Straddling the boundary between case studies and a more theoretical focus, Jonas Andersson Schwarz, in “Honorability and the pirate ethic” (p. 81), approaches piracy through the lens of sociotechnical organization. Schwarz uses the archive as a focal point through which to analyze various forms of organization among digital pirates—with additional consideration of hackers as a similarly organized, resistance-based community of practice. While departing from the material focus that characterizes the opening of A Reader in International Media Piracy, Schwarz nevertheless carries forward many previously established themes, particularly the exploration of distribution systems and their impact on audience reception of content. In order to do so, Schwarz draws upon his embedded observations from within several online data collections, departing from preceding case studies by examining non-visual content, choosing instead the pirate text archives, Aaaaarg and Avaxhome, as his sites of observation. Schwarz’s contribution rounds out the essay collection with a consideration not only of digital piracy but also of the particular technical architectures which organize it, exemplified by his attempt to reconcile heterarchical and an-archivist tendencies in file-sharing communities.
Stefan Meretz’s chapter, “On the political economy of copy protection” (p. 131), returns to an analytical trend evident in both Tran and Reinberg’s studies, as well as in the introduction by Baumgärtel, who argues that anti-piracy initiatives are often the tools of imperialism, used to enforce a “Western notion of intellectual property rights that often has no equivalent in local traditions or current cultural practice” (p. 14). Meretz is less focused on explicitly framing piracy as an anti-imperialist practice than the case studies, but instead nuances the argument through a “conceptual logical-historical reconstruction” of the emergence of the copy within capitalism, thus critically engaging with intellectual property and copy protection as ideological forms. Meretz’s major contribution is the identification of intended purpose—this is what is copied, he argues, rather than the object incarnate—in leading toward his concluding argument that the general availability of copies, particularly digital ones, will necessitate a societal adjustment rather than a continued struggle against their dissemination.

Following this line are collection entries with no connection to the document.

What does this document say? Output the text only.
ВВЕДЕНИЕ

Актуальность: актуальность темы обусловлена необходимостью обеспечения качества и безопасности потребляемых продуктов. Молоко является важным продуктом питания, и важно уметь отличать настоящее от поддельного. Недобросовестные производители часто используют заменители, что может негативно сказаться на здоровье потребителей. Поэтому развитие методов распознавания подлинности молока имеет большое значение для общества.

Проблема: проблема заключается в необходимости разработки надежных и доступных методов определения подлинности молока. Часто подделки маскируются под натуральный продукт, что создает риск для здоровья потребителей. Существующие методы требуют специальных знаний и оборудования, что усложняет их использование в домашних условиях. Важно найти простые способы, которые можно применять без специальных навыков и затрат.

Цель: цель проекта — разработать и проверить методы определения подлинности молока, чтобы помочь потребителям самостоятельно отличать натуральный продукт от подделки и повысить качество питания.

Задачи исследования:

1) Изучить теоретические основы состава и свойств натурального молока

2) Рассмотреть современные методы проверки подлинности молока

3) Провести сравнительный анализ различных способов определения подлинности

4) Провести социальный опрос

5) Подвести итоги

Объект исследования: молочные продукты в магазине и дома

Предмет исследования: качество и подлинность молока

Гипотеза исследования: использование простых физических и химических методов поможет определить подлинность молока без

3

While they form only a portion of the book’s offerings, the above chapters capture the substantial contributions which A Reader in International Media Piracy makes to the contemporary field of piracy. While some of content in the collection suffers a lack of clarity regarding method—which may itself be symptomatic of the challenges faced by researchers attempting to write “Pirate Essays”—the collection as a whole constitutes an important reorientation of the field. Examination of piracy as a material practice inextricable from consumption of media deemed “global,” and yet not globally accessible, provides a critical intervention in how piracy must be viewed within the sociopolitical contexts of the Global South. Considerations of distribution carry over into pieces with a more theoretical focus, serving as a reminder that, as Yonatan Reinberg tells us, piracy “stands in as a continuous process and discourse—not merely an act—that creates a cultural space involving specific actors, limits, times and places” (p. 27).